A Tree above a thatched cottage
Signed lower left,
Monogrammed AE, probably a collector's mark as it appears on numerous drawings by Cicéri
30.5 x 23.5 cm
In good condition
framed : 46 x 39 cm
The bold framing is obviously a big part of the charm and interest of this drawing.
Cicéri adopts an almost photographic zoom effect upwards, using the roof of the thatched cottage on the right as a reference point.
There is a real modernity in this effect, and the composition of the drawing is remarkably careful.
Eugène Cicéri spent his formative years in an extended family of painters. His father, Pierre Luc Charles Cicéri (1782-1868), painted grand decorative murals and stage sets, and served as the designer of official ceremonies following the Restoration of Louis XVIII in 1814. Young Cicéri learned the basics of his craft from his father, and subsequently from his great-uncle Jean-Baptiste Isabey (1767-1855) who enjoyed extensive patronage under Napoleon as well as the royalist rulers of the 1820s and 1830s. Isabey’s son, also named Eugène, was only ten years older than his nephew Cicéri, and proved to be a lifelong artistic influence and friend.
He turned his attention to the landscape painting that his uncle, Eugène Isabey, was exploring. During this period, Isabey and Cicéri shared living quarters in the Parisian Quartier Pigalle where they were both influenced by their neighbors Théodore Rousseau, Jules Dupré, Narcisse Diaz, Johan Barthold Jongkind, and Jean-François Millet. Cicéri’s landscape painting, which became the basis for the rest of his career, reflected the concerns typical of these innovative artists: preservation of France’s rural landscapes; awareness of the sanctity of labor; and the encroachment of industrialization on a once bucolic environment. Not surprisingly, he made his Salon debut in 1851 at the exhibition now recognized for admitting the previously unwelcome Realist and Barbizon artists. The following year Cicéri won a third class medal for his riverscape entitled Vue Prise au bord du Loing. He continued to exhibit paintings at the annual Salons throughout the 1850s, switching to lithographs from the 1865 to 1882.

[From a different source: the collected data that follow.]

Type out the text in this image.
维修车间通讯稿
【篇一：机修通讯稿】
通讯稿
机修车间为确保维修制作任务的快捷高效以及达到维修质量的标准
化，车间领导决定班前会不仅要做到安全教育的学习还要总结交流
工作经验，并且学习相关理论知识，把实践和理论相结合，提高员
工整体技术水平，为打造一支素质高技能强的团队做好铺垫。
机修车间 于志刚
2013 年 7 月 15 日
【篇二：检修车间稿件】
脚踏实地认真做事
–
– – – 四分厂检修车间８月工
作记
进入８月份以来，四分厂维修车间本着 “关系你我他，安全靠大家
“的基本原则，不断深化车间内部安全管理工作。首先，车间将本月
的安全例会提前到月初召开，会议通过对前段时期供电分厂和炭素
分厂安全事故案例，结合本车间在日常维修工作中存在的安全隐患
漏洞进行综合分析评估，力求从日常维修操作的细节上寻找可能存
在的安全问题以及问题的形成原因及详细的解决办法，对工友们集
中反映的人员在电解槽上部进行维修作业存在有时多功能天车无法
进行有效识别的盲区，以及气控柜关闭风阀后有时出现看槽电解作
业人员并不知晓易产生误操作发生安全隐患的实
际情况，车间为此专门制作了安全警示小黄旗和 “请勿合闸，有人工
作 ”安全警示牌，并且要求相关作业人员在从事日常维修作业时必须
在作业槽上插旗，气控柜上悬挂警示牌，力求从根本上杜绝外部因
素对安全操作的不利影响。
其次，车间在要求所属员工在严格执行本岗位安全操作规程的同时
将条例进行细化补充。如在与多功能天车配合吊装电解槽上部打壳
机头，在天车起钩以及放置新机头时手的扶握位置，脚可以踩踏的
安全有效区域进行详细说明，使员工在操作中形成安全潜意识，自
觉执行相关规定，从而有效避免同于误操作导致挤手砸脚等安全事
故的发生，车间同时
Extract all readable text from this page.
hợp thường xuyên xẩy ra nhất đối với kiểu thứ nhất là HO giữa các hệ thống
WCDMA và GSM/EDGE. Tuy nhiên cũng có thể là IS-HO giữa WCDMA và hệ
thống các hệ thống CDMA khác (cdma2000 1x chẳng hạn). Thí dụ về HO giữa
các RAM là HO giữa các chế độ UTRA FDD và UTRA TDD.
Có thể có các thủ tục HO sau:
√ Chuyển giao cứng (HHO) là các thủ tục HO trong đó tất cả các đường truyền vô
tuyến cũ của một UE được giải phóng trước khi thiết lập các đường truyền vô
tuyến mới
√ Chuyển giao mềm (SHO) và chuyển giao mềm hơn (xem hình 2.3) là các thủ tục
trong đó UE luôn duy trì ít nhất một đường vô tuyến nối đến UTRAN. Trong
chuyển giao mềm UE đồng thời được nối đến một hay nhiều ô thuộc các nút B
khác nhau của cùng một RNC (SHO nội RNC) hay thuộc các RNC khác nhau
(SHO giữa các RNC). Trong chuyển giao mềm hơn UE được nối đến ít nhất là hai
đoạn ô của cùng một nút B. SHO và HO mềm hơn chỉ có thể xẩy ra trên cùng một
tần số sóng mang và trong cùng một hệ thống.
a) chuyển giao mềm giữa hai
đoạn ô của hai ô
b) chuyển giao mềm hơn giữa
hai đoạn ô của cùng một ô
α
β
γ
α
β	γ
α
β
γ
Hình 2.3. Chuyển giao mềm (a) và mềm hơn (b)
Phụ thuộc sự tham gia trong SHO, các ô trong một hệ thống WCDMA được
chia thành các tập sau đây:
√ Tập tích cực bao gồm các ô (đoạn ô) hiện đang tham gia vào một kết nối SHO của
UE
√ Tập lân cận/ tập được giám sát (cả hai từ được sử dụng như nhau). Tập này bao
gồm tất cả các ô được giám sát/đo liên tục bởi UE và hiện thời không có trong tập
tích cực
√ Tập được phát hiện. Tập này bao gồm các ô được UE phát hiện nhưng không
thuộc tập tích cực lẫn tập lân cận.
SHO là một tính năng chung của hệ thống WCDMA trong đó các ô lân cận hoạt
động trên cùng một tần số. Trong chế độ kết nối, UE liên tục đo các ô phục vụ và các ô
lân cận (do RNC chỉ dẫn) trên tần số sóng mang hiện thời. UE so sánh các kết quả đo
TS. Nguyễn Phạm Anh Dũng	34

Cicéri’s landscape painting evolved in concert with emerging modernist developments of the Second Empire and the Third Republic. Travels to North Africa produced exotic images such as Oriental Market from 1869 or River Bank in Turkey in 1877, and a set of twenty-five color lithographs for Marius Fontane’s 1869 book, Voyage pittoresque à travers l’isthme de Suez, (Paris, P. Dupont). However, the primary focus of Cicéri’s work remained the landscape of France, particularly the region surrounding Paris and the countryside of Normandy.
By the 1870s, his color palette had brightened and his subject matter became increasingly concentrated on the formal and tonal relationships between sky, water and earth. Traces of the Barbizon aesthetic remain in the images of working men and women who fish and wash clothes and drive carriages, but attention to atmospheric effects and colored light suggests the growing influence of Impressionism; and like his uncle Isabey, Cicéri created skies that were vast and full of movement. Still painting at age 77, Cicéri died at the village of Marlotte near Fontainebleau on April 22, 1890.
His works are on display in public collections throughout the Europe and the United States, including the Louvre, the National Gallery in Berlin, the Getty Museum in Los Angeles and the French national museums at Châlons-sur-Marne, Chartres, Le Havre, Limoges, Mulhouse, Perpignan, and Troyes.